Here are some tips on how to use the review questions:
- Many of the review questions incorporate drawing exercises. Try not to worry too much about making a “perfect” drawing, that is not the point of these exercises. It is more important to use the drawing to communicate (to you, as you review your study notes for exams!) the key features of the geological concept the question is asking you to examine (e.g., the parts of a volcano, stream processes).
- Before working through each review question, read through and check that you are familiar with the vocabulary used in that question (if not, review the vocabulary as described above).
- Self-test yourselves with the review questions before your exams. Try not to look at your answers before you self-test yourself, see if you can answer the question first.

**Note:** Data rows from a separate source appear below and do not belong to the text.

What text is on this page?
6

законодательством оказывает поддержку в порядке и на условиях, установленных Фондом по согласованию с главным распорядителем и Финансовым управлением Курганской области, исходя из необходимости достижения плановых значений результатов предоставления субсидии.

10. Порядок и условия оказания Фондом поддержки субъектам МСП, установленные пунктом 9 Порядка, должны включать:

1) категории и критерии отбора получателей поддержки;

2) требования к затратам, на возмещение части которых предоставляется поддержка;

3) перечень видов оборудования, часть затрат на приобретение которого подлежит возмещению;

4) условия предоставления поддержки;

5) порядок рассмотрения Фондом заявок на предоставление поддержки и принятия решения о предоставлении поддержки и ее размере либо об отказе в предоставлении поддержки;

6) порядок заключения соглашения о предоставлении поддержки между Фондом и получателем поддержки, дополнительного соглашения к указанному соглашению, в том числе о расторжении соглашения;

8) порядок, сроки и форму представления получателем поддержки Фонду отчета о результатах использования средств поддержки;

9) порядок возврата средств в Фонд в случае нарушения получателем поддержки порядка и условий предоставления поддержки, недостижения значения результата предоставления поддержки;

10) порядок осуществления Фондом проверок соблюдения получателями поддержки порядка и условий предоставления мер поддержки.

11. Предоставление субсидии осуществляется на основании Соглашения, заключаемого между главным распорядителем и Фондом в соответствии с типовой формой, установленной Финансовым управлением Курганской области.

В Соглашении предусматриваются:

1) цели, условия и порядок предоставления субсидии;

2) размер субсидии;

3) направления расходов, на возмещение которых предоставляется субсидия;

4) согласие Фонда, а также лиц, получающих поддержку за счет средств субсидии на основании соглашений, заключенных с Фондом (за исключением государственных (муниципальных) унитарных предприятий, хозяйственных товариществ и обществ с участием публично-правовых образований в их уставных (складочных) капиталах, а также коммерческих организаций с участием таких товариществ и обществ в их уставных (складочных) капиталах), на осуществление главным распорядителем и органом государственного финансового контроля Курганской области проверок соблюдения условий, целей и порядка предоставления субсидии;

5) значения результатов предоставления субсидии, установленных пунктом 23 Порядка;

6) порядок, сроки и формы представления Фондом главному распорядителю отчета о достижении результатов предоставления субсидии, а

- Teaching and explaining things to someone else is a really effective way to test yourself on material!
- Working with others in study groups can help you identify alternative or more elaborate answers to review questions and help learn the material in more depth.
- These questions are a starting place – use the review questions to help you get ideas to make up your own review questions.
- For example, a question that asks “what kind of rock textures would you expect to see in an intrusive igneous rock and why?” This question could be adapted in a few different ways to test yourself. Ask the same question about extrusive igneous rocks. Or what kind of minerals you’d expect to see in each of these rocks. Or you could ask yourself which plate tectonic environments you’d expect to see a particular rock texture or composition.
- Another example: for the question “What is the aphanitic equivalent of granite?” other questions you might think of like this are “What is the aphanitic equivalent of diorite? Gabbro?” or “Describe the texture of gabbro.” “How is the texture of gabbro similar to the texture of granite?”
Try each question before you hunt for answers. Avoid the temptation to look it up right away, make an attempt to answer it first. It is easy to fool ourselves into thinking we know things in our long term memory right after we read them – but if you do this, it is probably only in your short term memory and will be harder to remember in the exam.
Introductory physical geology is a course that requires some high school level background knowledge in chemistry, physics, mathematics, biology, and geography. Before you start working through each chapter of the workbook, please review the materials in the appendices. If the questions worry you, visit your instructor in office hours to let them know and discuss options for moving forward. Note that the purpose of the appendices is not to teach you basic chemistry, physics, math, etc.; it is to provide you with the materials to check you have the background you’ll need for this course. If you are missing this background, it may be worth doing some supplementary background readings early on in the course to fill in the gaps and/or taking a high school course by distance education to prepare yourself before taking GEOL 108/121. Chat with your instructor to help determine what a good path forward is for you.